Possibly another sign of difficult times, the VIP crowd seemed more homogeneous than has been the case in previous years – less Russian to be heard in the aisles, fewer Chinese buyers, and an apparently narrower age range. With older generations of private collectors increasingly withdrawing to the sidelines and the younger generations primarily focused on contemporary art, institutional curators – mid-life professionals — are sensing a buying opportunity for museum-grade fine art and antiquities, according to some TEFAF insiders.

With about 260 galleries from 20 countries showing the finest, most carefully sourced and strictly vetted gleanings from 7,000 years of global creativity, there’s plenty to attract their attention – and that’s leaving aside the other-worldly flower arrangements, the oysters and the free-flowing VIP-day champagne.

Photo: Claudia Barbieri
Photo: Claudia Barbieri

A few takeaways:

Kicking back against gender inequalities in the art world, a focus on female artists: To mention just a few star pieces, Artemisia Gentileschi’s Penitent Magdalene, c.1626, with a price tag of $ 7 million at Robilant +Voena; an Eileen Gray Japanese-inspired lacquer box for €500,000 at Galerie Chastel Maréchal; and a sculpture by Germaine Richier on the stand of Axel Vervoordt.

In keeping with the vogue for mix-n-match cross collecting, there is a growing presence of modern and contemporary, now close to 50-50, in what was once largely a reserve of the old masters and classical antiquities.

The old guard remains—think Landau Fine Art, Richard Green, Steinitz (with a show-stopping mise-en-scene starring two red lacquer and gilded bronze pagoda-decorated commodes, c. 1750, from the Paris mansion of the Dukes de la Rochefoucauld—Doudeauville). Among the gems are Vincent Van Gogh’s Tête de Paysanne à la coiffe blanche, sold by M.S.Rau for a reported $5 million, and a Van Dyck portrait of a Carmelite Monk at Dickinson.

Photo: Claudia Barbieri
Photo: Claudia Barbieri

But the contemporary and modern end of the market is now strongly represented, with the likes of White Cube, Galeria Continua, Kamel Mennour, Sean Kelly, and David Gill (a first-timer) hoping to attract a new clientele. Axel Vervoordt, a Tefaf veteran, this year is showing Anish Kapoor, Corbusier, and Ryuji Tanaka alongside Richier.
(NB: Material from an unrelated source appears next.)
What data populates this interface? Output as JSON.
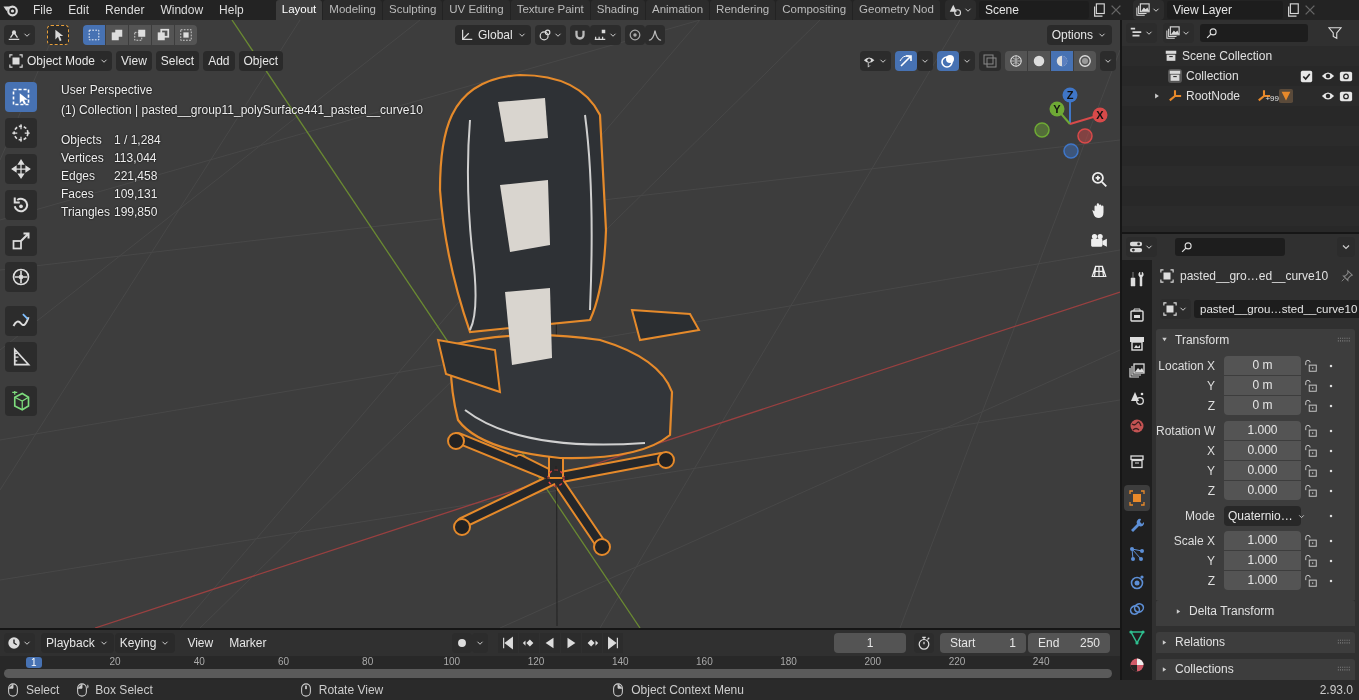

Alongside these established names, the fair makes space for new players from off the beaten track. Olszewski/Ciacek, focused on Central European avant-garde movements and mid-20th-century avant-garde Poland, is TEFAF’s first Polish exhibitor and winner of the fair’s new Showcase prize.

In hard times, Haute Joaillerie is still a girl’s best friend, but styles have turned more sober, with a preference for high-carat, high-quality gems over fancy settings. This trend plays to the strengths of Munich-based jewellery house Hemmerle, whose taste for coloured cabochons set in materials more mundane than Mondaine is on show in its latest collection.